Tornare sui banchi non è solo “avere un titolo”: per molte persone significa sbloccare un passaggio professionale o rendere più solide le proprie competenze di base. Un dato utile per inquadrare il contesto: in Italia, nel 2024, la quota di 25-64enni con un titolo di studio secondario superiore è pari al 44,4% (dato riportato da ISTAT), e lo stesso report ribadisce che il diploma è considerato un livello minimo per partecipare al mercato del lavoro con margini di crescita.
Questi numeri non “giudicano” chi non ha finito la scuola: aiutano però a capire perché molte aziende e molte selezioni lo richiedano come requisito di base.
C’è anche un tema di competenze: l’OCSE, nelle note paese di Education at a Glance 2025, evidenzia che una quota significativa di adulti in Italia presenta livelli di literacy molto bassi (al livello 1 o sotto). È uno dei motivi per cui i percorsi di istruzione degli adulti non servono solo a fare l’esame, ma anche a rimettere in ordine metodo di studio, comprensione dei testi e capacità di scrittura.
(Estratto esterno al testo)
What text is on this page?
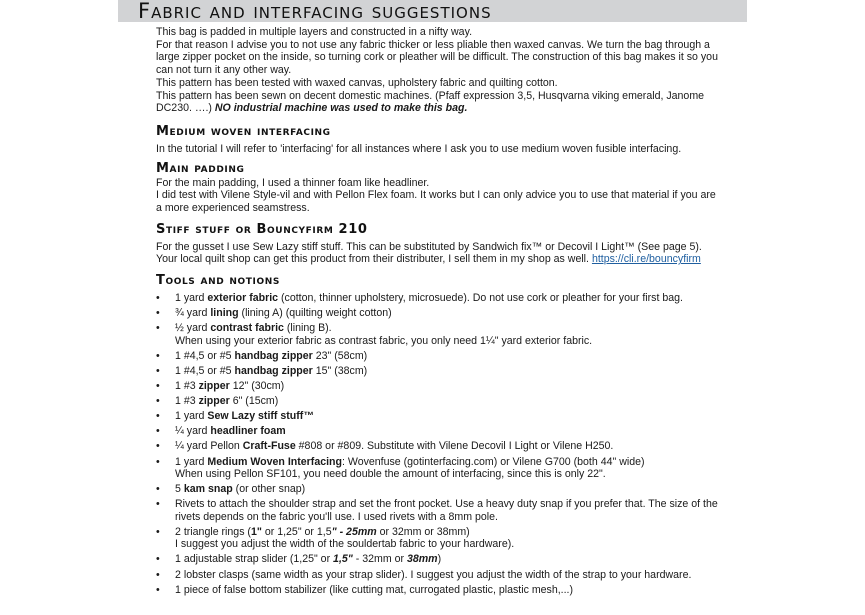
Fabric and interfacing suggestions

This bag is padded in multiple layers and constructed in a nifty way.

For that reason I advise you to not use any fabric thicker or less pliable then waxed canvas. We turn the bag through a large zipper pocket on the inside, so turning cork or pleather will be difficult. The construction of this bag makes it so you can not turn it any other way.

This pattern has been tested with waxed canvas, upholstery fabric and quilting cotton.

This pattern has been sewn on decent domestic machines. (Pfaff expression 3,5, Husqvarna viking emerald, Janome DC230. ….) NO industrial machine was used to make this bag.

Medium woven interfacing

In the tutorial I will refer to 'interfacing' for all instances where I ask you to use medium woven fusible interfacing.

Main padding

For the main padding, I used a thinner foam like headliner.

I did test with Vilene Style-vil and with Pellon Flex foam. It works but I can only advice you to use that material if you are a more experienced seamstress.

Stiff stuff or Bouncyfirm 210

For the gusset I use Sew Lazy stiff stuff. This can be substituted by Sandwich fix™ or Decovil I Light™ (See page 5).

Your local quilt shop can get this product from their distributer, I sell them in my shop as well. https://cli.re/bouncyfirm

Tools and notions
• 1 yard exterior fabric (cotton, thinner upholstery, microsuede). Do not use cork or pleather for your first bag.
• ¾ yard lining (lining A) (quilting weight cotton)
• ½ yard contrast fabric (lining B).
When using your exterior fabric as contrast fabric, you only need 1¼" yard exterior fabric.
• 1 #4,5 or #5 handbag zipper 23" (58cm)
• 1 #4,5 or #5 handbag zipper 15" (38cm)
• 1 #3 zipper 12" (30cm)
• 1 #3 zipper 6" (15cm)
• 1 yard Sew Lazy stiff stuff™
• ¼ yard headliner foam
• ¼ yard Pellon Craft-Fuse #808 or #809. Substitute with Vilene Decovil I Light or Vilene H250.
• 1 yard Medium Woven Interfacing: Wovenfuse (gotinterfacing.com) or Vilene G700 (both 44" wide)
When using Pellon SF101, you need double the amount of interfacing, since this is only 22".
• 5 kam snap (or other snap)
• Rivets to attach the shoulder strap and set the front pocket. Use a heavy duty snap if you prefer that. The size of the rivets depends on the fabric you'll use. I used rivets with a 8mm pole.
• 2 triangle rings (1" or 1,25" or 1,5" - 25mm or 32mm or 38mm)
I suggest you adjust the width of the souldertab fabric to your hardware).
• 1 adjustable strap slider (1,25" or 1,5" - 32mm or 38mm)
• 2 lobster clasps (same width as your strap slider). I suggest you adjust the width of the strap to your hardware.
• 1 piece of false bottom stabilizer (like cutting mat, currogated plastic, plastic mesh,...)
CPIA e percorsi di secondo livello (serali): la via più comune
Il Ministero dell’Istruzione e del Merito (MIM) descrive i CPIA come il fulcro dell’istruzione degli adulti: da lì si accede ai percorsi che portano a titoli e certificazioni e, per il diploma, ai percorsi di istruzione di secondo livello (di solito presso scuole secondarie, spesso in orario serale).
Qui rientra, nella pratica, ciò che molte persone cercano quando digitano online come prendere il diploma da adulti: un percorso strutturato, con docenti, verifiche e un traguardo finale chiaro.
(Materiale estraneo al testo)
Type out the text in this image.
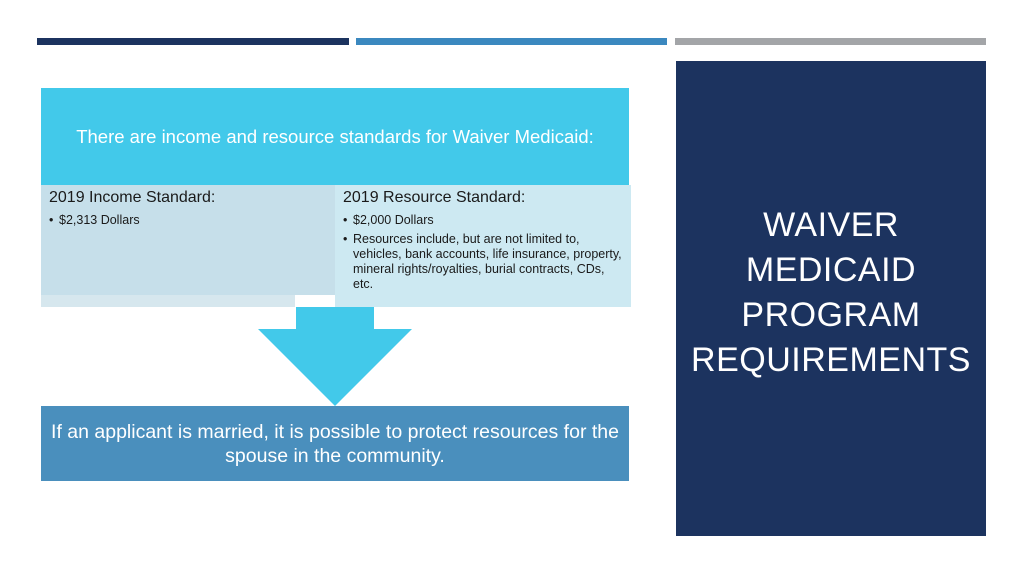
There are income and resource standards for Waiver Medicaid:
2019 Income Standard:
• $2,313 Dollars
2019 Resource Standard:
• $2,000 Dollars
• Resources include, but are not limited to, vehicles, bank accounts, life insurance, property, mineral rights/royalties, burial contracts, CDs, etc.
If an applicant is married, it is possible to protect resources for the spouse in the community.
WAIVER MEDICAID PROGRAM REQUIREMENTS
Candidato esterno all’Esame di Stato: possibile, ma non è la scorciatoia che sembra
Sì, è possibile presentarsi come candidato esterno all’Esame di Stato, ma non va confuso con “studio da solo e poi mi diplomo”. In genere ci sono requisiti, scadenze, documentazione, e spesso la scuola richiede prove preliminari (idoneità o esami integrativi) in base alla carriera scolastica pregressa. Il MIM pubblica chiarimenti specifici anche per l’Esame di Stato nei percorsi per adulti e per gli anni scolastici di riferimento.
Questa strada può funzionare per chi ha già un percorso avanzato alle spalle (anni frequentati, crediti, programmi già affrontati), ma per molte persone risulta più faticosa del previsto.
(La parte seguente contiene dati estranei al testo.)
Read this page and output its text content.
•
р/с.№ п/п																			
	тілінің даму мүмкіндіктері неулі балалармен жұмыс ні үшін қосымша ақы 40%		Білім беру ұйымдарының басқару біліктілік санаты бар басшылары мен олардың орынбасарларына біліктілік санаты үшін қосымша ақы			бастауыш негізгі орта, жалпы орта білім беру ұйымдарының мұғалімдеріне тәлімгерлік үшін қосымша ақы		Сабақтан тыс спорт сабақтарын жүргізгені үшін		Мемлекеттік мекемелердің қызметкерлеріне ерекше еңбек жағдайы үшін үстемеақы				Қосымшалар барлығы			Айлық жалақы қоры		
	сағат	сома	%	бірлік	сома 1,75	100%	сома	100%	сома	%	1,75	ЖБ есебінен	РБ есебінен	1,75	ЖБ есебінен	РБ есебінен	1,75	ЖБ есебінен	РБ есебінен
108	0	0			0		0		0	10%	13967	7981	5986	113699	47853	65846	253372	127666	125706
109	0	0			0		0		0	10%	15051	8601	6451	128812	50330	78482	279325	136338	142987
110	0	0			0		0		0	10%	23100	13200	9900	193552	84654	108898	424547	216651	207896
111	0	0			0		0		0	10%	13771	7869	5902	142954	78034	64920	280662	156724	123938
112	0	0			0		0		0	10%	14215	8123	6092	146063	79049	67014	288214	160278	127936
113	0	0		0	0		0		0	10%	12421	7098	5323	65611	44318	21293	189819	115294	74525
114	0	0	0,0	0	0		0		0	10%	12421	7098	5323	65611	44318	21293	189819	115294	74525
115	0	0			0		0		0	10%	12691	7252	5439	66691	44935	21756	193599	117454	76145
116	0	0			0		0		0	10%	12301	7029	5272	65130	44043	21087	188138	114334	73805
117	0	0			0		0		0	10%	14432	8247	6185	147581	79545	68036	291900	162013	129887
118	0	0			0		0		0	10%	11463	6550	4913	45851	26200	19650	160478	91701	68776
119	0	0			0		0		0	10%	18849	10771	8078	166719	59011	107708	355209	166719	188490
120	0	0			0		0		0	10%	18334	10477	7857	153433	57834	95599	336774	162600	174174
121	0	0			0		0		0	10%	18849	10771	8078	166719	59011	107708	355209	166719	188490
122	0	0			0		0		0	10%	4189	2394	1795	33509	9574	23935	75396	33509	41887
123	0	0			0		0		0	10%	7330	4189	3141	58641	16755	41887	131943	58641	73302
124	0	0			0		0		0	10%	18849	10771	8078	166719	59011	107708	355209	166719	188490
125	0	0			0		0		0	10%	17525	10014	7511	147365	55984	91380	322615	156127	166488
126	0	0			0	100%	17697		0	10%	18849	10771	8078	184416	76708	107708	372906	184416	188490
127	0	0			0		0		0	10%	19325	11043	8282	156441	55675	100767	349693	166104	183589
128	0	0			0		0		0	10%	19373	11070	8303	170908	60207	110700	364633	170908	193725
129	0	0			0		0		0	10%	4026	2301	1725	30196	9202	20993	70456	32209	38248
Requisiti e iscrizione: cosa serve davvero
Dipende dal tuo punto di partenza. In linea generale, per un percorso finalizzato al diploma serve aver concluso il primo ciclo (licenza media) o avere un titolo equivalente. I CPIA e le scuole serali prevedono poi un’accoglienza iniziale: colloquio, ricostruzione del percorso, eventuale riconoscimento di crediti.
Per rendere l’idea, ecco cosa di solito ti viene richiesto (può variare da istituto a istituto):
1. documento e codice fiscale
2. eventuali certificati scolastici (pagelle, attestati, idoneità)
3. informazioni su esperienze lavorative utili per il riconoscimento di competenze (quando previsto)
4. scelta dell’indirizzo (tecnico, professionale, artistico; in alcune realtà anche altri indirizzi)
Un elemento importante, spesso sottovalutato: molti percorsi per adulti sono pensati per essere personalizzati (per quanto possibile) e possono riconoscere parti già svolte, riducendo carico e tempi.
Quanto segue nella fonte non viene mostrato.